20 Dec 2016, 3:36 am

im alone. im alone. im alone. im alone.
i thought if anything this site would help
but no, im alone alone alone alone alone
but then who am I typing this for?
the only ppl i can even call friends are my family, and that makes me unhappy.
online friends? nope, I feel alienated and every response is a challenge.
all i want at this point is to live within the intervals of music, away from everybody, that's including you.

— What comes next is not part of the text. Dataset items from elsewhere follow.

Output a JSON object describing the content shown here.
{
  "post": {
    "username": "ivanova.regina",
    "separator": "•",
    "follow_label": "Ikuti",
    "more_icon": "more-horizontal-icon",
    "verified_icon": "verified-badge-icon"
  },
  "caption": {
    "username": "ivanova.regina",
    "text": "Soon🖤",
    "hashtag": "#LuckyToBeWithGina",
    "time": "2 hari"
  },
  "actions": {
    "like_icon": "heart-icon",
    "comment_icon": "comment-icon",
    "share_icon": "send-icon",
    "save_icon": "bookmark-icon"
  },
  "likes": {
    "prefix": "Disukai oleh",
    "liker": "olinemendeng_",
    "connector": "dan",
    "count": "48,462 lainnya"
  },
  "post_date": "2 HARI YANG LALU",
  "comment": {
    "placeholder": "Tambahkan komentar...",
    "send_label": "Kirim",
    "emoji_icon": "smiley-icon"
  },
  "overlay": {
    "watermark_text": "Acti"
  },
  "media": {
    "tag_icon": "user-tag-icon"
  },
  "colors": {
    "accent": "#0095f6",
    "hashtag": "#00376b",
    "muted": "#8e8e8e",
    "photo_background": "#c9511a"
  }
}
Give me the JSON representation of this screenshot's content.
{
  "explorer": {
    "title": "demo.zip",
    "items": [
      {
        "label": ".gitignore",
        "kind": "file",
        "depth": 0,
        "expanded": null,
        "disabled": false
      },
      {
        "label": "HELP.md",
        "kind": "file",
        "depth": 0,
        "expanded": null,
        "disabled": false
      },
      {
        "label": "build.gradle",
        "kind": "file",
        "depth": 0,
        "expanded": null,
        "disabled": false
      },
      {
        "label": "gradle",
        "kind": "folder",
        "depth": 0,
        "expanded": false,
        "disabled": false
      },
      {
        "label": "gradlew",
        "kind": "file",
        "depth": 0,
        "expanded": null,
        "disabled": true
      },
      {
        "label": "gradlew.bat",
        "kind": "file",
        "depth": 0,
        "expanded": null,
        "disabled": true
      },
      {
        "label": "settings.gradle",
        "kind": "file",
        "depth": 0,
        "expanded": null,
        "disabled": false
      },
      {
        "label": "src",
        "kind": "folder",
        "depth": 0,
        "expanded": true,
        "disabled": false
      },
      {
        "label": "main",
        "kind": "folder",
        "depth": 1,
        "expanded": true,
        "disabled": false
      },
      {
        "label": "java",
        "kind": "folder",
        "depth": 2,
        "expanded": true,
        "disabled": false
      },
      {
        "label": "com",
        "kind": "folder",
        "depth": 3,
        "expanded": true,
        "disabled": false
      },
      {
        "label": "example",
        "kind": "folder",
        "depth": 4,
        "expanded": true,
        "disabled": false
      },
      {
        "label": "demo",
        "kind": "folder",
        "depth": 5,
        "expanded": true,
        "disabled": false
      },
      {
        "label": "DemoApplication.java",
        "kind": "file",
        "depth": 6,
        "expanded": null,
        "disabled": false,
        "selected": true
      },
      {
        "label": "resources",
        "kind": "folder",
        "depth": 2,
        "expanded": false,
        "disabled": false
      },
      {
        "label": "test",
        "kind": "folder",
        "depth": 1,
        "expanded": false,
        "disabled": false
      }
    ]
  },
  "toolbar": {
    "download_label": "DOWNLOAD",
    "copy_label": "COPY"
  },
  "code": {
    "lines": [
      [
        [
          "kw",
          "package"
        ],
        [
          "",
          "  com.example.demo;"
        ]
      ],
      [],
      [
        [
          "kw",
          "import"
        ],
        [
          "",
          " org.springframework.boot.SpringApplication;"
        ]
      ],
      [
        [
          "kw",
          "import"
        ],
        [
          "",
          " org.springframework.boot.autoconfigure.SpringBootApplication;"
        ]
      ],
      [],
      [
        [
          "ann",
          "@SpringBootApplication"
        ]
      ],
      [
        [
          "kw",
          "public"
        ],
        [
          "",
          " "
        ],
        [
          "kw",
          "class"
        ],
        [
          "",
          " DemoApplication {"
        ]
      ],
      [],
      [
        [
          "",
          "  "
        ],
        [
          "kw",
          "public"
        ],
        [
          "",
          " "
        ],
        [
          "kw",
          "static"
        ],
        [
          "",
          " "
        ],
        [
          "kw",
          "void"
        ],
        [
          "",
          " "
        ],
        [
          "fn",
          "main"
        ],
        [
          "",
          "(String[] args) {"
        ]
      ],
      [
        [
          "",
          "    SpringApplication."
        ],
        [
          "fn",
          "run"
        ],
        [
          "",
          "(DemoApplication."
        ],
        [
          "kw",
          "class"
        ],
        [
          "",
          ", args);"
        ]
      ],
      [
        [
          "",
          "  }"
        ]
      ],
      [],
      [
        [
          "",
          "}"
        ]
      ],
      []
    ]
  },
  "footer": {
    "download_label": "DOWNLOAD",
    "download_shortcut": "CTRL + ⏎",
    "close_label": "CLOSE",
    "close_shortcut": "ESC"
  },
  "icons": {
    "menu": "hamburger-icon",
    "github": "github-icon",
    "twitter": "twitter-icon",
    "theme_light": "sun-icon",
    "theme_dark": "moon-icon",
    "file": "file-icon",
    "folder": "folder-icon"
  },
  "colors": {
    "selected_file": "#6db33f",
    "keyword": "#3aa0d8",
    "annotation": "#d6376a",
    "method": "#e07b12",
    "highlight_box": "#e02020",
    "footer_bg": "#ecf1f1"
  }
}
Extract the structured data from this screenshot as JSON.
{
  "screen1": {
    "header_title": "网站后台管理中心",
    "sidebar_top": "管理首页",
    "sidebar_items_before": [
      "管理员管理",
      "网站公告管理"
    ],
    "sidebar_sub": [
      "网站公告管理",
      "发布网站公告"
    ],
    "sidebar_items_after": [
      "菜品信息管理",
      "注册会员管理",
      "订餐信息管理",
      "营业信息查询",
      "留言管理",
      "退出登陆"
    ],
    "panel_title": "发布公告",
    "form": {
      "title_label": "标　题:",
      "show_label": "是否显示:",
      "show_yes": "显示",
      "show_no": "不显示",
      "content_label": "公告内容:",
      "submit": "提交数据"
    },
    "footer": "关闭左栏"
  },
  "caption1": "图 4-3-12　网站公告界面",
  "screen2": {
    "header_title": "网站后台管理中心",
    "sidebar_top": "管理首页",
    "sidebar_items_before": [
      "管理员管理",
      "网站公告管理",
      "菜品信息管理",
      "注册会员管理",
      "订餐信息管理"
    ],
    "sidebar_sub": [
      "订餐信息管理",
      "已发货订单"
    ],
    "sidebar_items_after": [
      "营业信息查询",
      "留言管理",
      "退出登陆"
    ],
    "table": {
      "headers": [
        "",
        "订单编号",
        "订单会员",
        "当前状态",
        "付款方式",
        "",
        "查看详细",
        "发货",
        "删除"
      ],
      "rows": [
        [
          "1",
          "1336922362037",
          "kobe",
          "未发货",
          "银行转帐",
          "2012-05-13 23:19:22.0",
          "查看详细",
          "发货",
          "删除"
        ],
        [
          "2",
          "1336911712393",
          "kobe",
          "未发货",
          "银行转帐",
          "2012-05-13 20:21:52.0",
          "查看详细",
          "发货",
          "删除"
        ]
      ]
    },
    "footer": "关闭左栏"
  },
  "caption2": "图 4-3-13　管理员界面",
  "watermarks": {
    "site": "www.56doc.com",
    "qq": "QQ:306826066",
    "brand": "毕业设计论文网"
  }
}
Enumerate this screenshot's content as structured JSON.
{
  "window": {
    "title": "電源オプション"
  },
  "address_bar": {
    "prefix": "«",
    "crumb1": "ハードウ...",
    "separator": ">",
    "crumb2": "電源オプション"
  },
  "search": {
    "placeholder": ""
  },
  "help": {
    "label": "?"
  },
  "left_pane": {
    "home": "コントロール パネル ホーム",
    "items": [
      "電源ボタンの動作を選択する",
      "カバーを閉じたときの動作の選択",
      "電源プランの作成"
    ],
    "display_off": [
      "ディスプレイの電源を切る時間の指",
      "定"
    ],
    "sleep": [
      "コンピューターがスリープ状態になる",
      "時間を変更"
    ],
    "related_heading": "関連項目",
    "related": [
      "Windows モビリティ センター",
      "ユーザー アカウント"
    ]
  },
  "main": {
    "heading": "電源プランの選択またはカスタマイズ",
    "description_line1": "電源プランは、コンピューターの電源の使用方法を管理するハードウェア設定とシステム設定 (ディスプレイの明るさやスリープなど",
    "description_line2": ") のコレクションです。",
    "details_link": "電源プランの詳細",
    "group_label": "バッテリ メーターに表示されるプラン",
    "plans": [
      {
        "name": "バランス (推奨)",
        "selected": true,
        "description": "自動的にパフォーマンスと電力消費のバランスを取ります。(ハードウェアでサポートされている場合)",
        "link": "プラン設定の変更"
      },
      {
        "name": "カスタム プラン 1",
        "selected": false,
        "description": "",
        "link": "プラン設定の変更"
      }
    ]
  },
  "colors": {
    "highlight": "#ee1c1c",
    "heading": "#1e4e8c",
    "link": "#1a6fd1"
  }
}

i could go on for days how sh***y everything in my life is, and always will be, but i'll refrain because the next thread will cover what I missed.
goodbye planet odd, hello damnation.



PhantasmBear
Hummingbird
Hummingbird

Joined: 20 Sep 2016
Age: 40
Gender: Female
Posts: 22
Location: InlandNorthwest

20 Dec 2016, 4:08 am

Can I just say I relate? It feels so senseless. At least before ASD I had the illusion that things could change for the better; that I could change for the better. Now that I know how hopelessly alien I am, everything feels like, "why?"

Seen Donnie Darko? I'm ultra-fixated right now (not on watching it, just replaying it in my mind). Every living creature dies alone. Everyone you meet is like the characters at the end - alone, in the dark, crying in their beds instead of sleeping. We aren't alone, though, if we can connect in knowing that we are all suffering.

Our suffering unites us all.

Saying this makes me feel better, too.